Since 2005, PV prices have dropped some 40% and by 2015 the cost of PV systems is expected to drop by an additional 40% compared to current levels. As a result, PV systems will be able to compete with electricity prices for households in many countries of the European Union within the next five years.
“Solar photovoltaic technology has, for many years now, shown increased power efficiencies and cost reductions,” said Ingmar Wilhelm, President of EPIA. “Today’s cost predictions, driven by economies of scale in light of global photovoltaic capacity, totalling 40,000 MW in 2010, show that the technology is on the brink of an economic breakthrough.”
“We aim to make this important phase of cost competitiveness visible, and the EPIA will provide a realistic road-map for every country with clear concepts on market mechanisms allowing equal treatment of all electricity sources,” added EPIA’s president.
180 GW by 2015
The report estimates that current global solar PV capacity could grow from over 36 GW at the end of 2010 to close to 180 GW by 2015. European PV capacity is expected to increase from over 28 GW in 2010 to nearly 100 GW by 2015, and has potential to reach up to 350 GW on a global basis by 2020. This would save as much as 1.4 billion tonnes in carbon dioxide emissions globally and 220 million tonnes carbon dioxide within the EU every year.
In addition to its environmental benefits, the report shows solar energy to be a sustainable way to address concerns about energy security and volatile fossil fuel prices, as well as a substantial factor in economic development.

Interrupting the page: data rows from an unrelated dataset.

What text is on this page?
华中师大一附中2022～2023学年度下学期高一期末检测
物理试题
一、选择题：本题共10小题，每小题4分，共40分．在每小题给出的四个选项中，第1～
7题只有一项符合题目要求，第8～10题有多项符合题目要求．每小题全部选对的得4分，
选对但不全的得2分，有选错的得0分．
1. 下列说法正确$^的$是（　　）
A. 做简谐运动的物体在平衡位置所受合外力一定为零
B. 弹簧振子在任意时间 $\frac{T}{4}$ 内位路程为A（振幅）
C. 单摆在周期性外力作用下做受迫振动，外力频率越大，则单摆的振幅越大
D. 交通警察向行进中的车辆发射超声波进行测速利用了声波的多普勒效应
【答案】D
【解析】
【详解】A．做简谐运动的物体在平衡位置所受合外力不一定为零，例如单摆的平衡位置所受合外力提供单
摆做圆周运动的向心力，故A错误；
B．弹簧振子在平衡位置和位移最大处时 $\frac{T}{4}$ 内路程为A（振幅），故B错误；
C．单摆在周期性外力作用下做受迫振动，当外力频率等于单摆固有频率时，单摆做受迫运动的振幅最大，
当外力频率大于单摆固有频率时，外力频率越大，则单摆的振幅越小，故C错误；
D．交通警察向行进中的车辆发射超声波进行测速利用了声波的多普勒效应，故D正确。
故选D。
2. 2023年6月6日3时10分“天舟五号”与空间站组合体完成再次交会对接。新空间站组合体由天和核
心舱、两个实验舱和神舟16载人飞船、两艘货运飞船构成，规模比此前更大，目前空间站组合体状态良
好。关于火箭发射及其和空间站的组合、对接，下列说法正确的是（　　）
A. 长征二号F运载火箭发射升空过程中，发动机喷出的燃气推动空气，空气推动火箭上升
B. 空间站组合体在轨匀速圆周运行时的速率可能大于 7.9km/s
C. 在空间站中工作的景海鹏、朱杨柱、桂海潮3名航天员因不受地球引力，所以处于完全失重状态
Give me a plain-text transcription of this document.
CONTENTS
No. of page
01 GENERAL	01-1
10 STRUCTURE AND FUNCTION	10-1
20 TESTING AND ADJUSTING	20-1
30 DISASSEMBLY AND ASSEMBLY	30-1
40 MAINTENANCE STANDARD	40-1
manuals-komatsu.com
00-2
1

The European PV industry, which already employs over 300,000 people, could provide jobs to over 600.000 by 2015, and has potential to further increase to 1.6 million in 2020 if general policy support remains effective.
The “Solar Generation 6” report also highlights the enormous PV potential for Europe in the light of the Union’s established 20% renewable energy and the 20% energy efficiency target. Based on this potential for photovoltaic growth, the EU could easily increase its emission reduction target from the current 20% by 2020 to a more aggressive 30% level.
The “Solar Generation 6” is a joint initiative by EPIA and Greenpeace and the title reflects the study’s aim to define the role that solar electricity will play in the lives of a population that is born today and will develop into an important energy consumption group.